Branches of Biological Study
The scope of biology is broad and therefore contains many branches and subdisciplines. Biologists may pursue one of those subdisciplines and work in a more focused field. For instance, molecular biology and biochemistry study biological processes at the molecular and chemical levels, including interactions among molecules such as DNA, RNA, and proteins, as well as the way they are regulated. Microbiology, the study of microorganisms, is the study of the structure and function of single-celled organisms. It is quite a broad branch itself, and depending on the subject of study, there are also microbial physiologists, ecologists, and geneticists, among others.

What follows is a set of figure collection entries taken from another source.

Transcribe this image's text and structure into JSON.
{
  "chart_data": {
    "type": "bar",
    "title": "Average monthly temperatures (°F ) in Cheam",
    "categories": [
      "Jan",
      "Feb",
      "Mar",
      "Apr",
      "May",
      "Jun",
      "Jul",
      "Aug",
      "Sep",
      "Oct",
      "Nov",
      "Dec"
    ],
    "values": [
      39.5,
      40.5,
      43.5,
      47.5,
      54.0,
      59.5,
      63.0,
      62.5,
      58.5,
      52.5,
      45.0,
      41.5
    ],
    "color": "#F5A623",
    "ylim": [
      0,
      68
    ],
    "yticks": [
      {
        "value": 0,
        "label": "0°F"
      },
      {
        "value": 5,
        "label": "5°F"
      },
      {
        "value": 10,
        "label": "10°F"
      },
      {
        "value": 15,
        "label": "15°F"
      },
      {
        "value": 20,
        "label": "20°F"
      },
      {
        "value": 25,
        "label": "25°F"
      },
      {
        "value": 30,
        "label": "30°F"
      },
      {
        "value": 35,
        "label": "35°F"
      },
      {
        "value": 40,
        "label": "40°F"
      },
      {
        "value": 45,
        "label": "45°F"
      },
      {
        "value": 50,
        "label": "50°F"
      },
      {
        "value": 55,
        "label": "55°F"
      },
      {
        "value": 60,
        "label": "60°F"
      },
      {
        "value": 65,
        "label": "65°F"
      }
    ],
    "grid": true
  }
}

Forensic science is the application of science to answer questions related to the law. Biologists as well as chemists and biochemists can be forensic scientists. Forensic scientists provide scientific evidence for use in courts, and their job involves examining trace materials associated with crimes. Interest in forensic science has increased in the last few years, possibly because of popular television shows that feature forensic scientists on the job. Also, developing molecular techniques and establishing DNA databases have expanded the types of work that forensic scientists can do. Their job activities are primarily related to crimes against people such as murder, rape, and assault. Their work involves analyzing samples such as hair, blood, and other body fluids and also processing DNA (Figure 1.20) found in many different environments and materials. Forensic scientists also analyze other biological evidence left at crime scenes, such as insect larvae or pollen grains. Students who want to pursue careers in forensic science will most likely have to take chemistry and biology courses as well as some intensive math courses.

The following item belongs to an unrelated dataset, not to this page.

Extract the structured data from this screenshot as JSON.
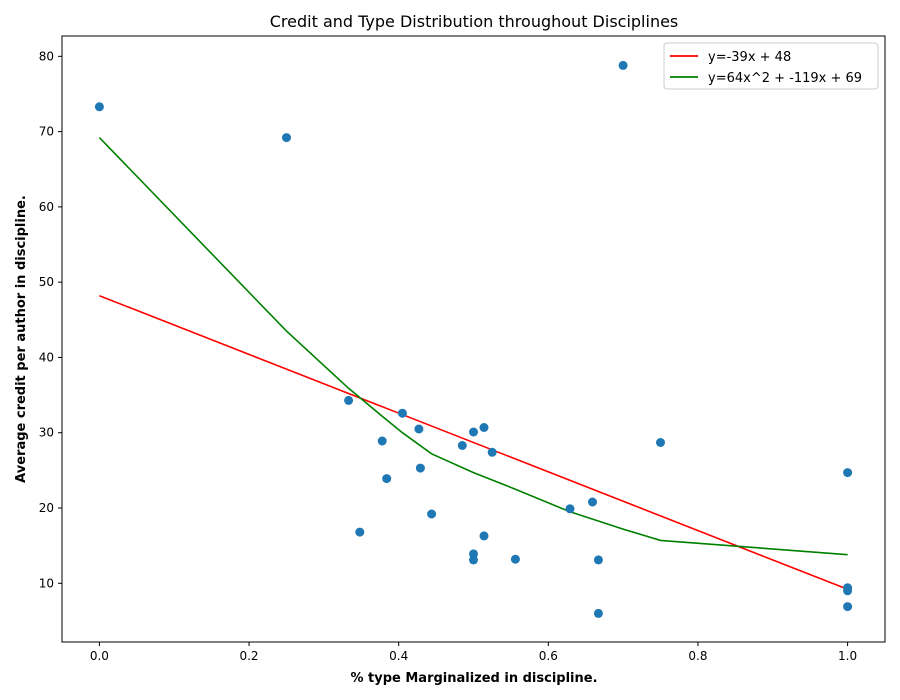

Another field of biological study, neurobiology, studies the biology of the nervous system, and although it is a branch of biology, it is also an interdisciplinary field of study known as neuroscience. Because of its interdisciplinary nature, this subdiscipline studies different nervous system functions using molecular, cellular, developmental, medical, and computational approaches.
Paleontology, another branch of biology, uses fossils to study life’s history (Figure 1.20)(Figure 1.21). Zoology and botany are the study of animals and plants, respectively. Biologists can also specialize as biotechnologists, ecologists, or physiologists, to name just a few areas. This is just a small sample of the many fields that biologists can pursue.
Biology is the culmination of the achievements of the natural sciences from their inception to today. Excitingly, it is the cradle of emerging sciences, such as the biology of brain activity, genetic engineering of custom organisms, and the biology of evolution that uses the laboratory tools of molecular biology to retrace the earliest stages of life on Earth. A scan of news headlines—whether reporting on immunizations, a newly discovered species, sports doping, or a genetically modified food—demonstrates the way biology is active in and important to our everyday world.